Crédit photo Valérie Grasset-Morel

Le ministère du Travail et 14 Opca lancent une expérimentation sur les formations en situation de travail (Fest), afin de les identifier, les formaliser et les valoriser. Les entreprises pourraient y gagner une plus grande liberté pédagogique.

« L ibérer les possibilités de formation en situation de travail (Fest) » est l’une des 18 mesures du plan Valls pour les TPE-PME présentées en juin 2015. Elle annonçait le lancement cette année d’une expérimentation pour développer ces formations « par des méthodes pédagogiques innovantes ».

Le coup d’envoi de cette opération a été donné le 15 octobre dernier par la Délégation générale à l’emploi et à la formation professionnelle (DGEFP) et le Comité paritaire interprofessionnel national pour l’emploi et la formation (Copanef). Quatorze Opca volontaires*, le Fonds paritaire de sécurisation des parcours professionnels (FPSPP) et le réseau Anact-Aract (qui assure la mission de suivi, d’outillage, de capitalisation de l’opération) y participent. La DGEFP souhaite que les Opca lui fassent remonter des initiatives et des projets de formation en situation de travail.

« Le stage classique s’est imposé comme la formule dominante, alors que les salariés des petites entreprises, en particulier les moins qualifiés, accèdent très peu à ces formations, commentent Béatrice Delay et Laurent Duclos, pilotes de l’expérimentation à la DGEFP. Or les formations en situation de travail telles que le tutorat non formalisé et la formation sur le tas s’imposent comme un mode d’apprentissage adapté aux TPE-PME. » De plus, la réforme supprime l’obligation fiscale et libère les entreprises et les Opca du principe d’imputabilité des dépenses : c’est l’opportunité de faire preuve d’innovation pédagogique, notamment au profit des TPE-PME.

Le rôle formateur de l’entreprise

L’expérimentation poursuit cinq objectifs : reconnaître et valoriser le rôle formateur de l’entreprise, accroître l’efficacité des Fest grâce à une méthodologie adaptée, faciliter la construction de passerelles entre ces formations et les certifications, permettre aux employeurs d’invoquer ces actions (notamment au moment du bilan des six ans) pour justifier qu’ils ont satisfait à leurs obligations de formation, et rendre les Fest éligibles à une prise en charge financière par les Opca.

La démarche doit déboucher sur « des outils simples à destination des entreprises, des organismes de formation, des consultants impliqués, des financeurs et des contrôleurs, pour définir des contours de la Fest qui soient compatibles avec la réglementation en vigueur et pour en mesurer les effets », précisent Béatrice Delay et Laurent Duclos. Elle doit aussi éboucher sur des recommandations concernant une éventuelle évolution du cadre réglementaire de l’action de formation et de son financement. Enfin, les Fest pourraient offrir aux organismes de formation de nouvelles formes de coopération avec les entreprises, bien connectées à leurs attentes et à celles de leurs salariés.

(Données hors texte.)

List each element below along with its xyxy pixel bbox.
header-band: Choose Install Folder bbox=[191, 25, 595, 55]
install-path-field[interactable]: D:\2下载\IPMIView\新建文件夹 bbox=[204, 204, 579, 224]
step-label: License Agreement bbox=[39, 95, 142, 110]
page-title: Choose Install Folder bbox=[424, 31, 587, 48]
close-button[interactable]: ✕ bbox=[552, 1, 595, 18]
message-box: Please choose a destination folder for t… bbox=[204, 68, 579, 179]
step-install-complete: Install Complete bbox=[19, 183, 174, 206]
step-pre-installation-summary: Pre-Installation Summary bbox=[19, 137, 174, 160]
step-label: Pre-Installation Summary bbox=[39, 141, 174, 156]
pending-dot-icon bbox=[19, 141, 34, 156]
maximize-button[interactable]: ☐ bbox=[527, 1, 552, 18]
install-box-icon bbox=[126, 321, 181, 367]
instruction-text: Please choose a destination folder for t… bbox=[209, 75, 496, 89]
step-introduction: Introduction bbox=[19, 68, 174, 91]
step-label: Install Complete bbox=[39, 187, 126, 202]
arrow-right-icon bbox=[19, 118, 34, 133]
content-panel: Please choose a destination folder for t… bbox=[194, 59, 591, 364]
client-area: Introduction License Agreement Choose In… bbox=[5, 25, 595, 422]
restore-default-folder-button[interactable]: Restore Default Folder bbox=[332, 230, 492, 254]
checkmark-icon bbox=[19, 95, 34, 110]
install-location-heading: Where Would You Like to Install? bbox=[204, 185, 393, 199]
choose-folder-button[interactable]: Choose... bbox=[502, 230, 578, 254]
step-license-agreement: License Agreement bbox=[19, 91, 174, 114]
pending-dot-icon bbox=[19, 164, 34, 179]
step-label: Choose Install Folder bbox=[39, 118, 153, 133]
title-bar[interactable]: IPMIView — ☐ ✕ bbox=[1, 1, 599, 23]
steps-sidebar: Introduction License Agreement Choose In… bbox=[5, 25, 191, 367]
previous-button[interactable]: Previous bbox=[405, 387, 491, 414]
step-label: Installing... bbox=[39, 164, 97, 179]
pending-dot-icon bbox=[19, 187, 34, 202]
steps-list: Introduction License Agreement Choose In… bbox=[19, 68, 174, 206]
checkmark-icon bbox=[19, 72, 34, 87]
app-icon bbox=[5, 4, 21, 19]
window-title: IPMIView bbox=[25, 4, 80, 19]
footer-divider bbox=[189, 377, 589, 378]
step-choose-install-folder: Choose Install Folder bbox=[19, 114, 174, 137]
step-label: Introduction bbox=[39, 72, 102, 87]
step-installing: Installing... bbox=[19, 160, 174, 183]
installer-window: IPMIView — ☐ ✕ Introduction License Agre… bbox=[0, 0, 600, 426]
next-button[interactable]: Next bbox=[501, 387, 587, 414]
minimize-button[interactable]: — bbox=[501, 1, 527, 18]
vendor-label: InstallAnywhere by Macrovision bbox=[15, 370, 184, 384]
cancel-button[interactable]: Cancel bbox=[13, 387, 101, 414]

La DGEFP retient comme critère d’identification d’une Fest qu’elle doit « articuler deux séquences alternées, précise Laurent Duclos. Une mise en situation de travail organisée à des fins didactiques et une phase d’explicitation et d’évaluation de l’expérience et des compétences mises en œuvre dans l’activité ». Les projets des Opca devront aussi prévoir une formalisation et une évaluation des compétences acquises, ainsi qu’une description des aménagements organisationnels.

« L’expérimentation démarre, précise Laurent Duclos. L’idée est de rester sur une volumétrie modeste de deux projets par Opca. Au total, une trentaine de projets validés par le comité technique. Nous préférons apprendre beaucoup d’un petit nombre de projets cadrés, plutôt que d’obtenir un catalogue exhaustif de Fest et ne pas en tirer suffisamment d’enseignements. »

Expérimentations

Des initiatives et pratiques de branches et d’Opca donnent déjà des pistes. Ainsi, à l’Opca Transports et Services, le secteur de la propreté expérimente “Libéro 3.0”, un dispositif de mise en situation réelle de travail dans le processus d’apprentissage de l’agent de service ; et le secteur transport-logistique teste le tutorat.

De son côté, Actalians (Opca des professions libérales) témoigne d’un « passage obligé » de la formation en situation de travail pour les professionnels de ses branches (droit et santé notamment), le plus souvent employés dans des entités de moins de cinq salariés. Les situations formatives des métiers d’assistant dentaire et de clerc expert auprès d’huissiers de justice feront également l’objet d’une étude, « dans le cadre, autant que possible, d’un parcours certifiant », explique Catherine Bissey, déléguée R & D.

Les dépenses engagées par les Opca seront financées sur leurs fonds mutualisés au titre du plan de formation. Le recours à une prestation d’ingénierie sera financé sur leurs fonds propres. La mission d’outillage de l’Anact et celle d’accompagnement-formation des référents Fest au sein des Opca par le FPSPP seront financées par ce dernier dans le cadre d’une convention à venir. « Le budget dépendra du nombre de projets retenus et du nombre de régions de déploiement », précise Marc-Antoine Estrade, responsable de la mission prospective, évaluation, statistiques du FPSPP. Le 9 décembre, une réunion de tous les acteurs devrait permettre au fonds d’estimer son volume d’intervention, qui sera fixé début 2016.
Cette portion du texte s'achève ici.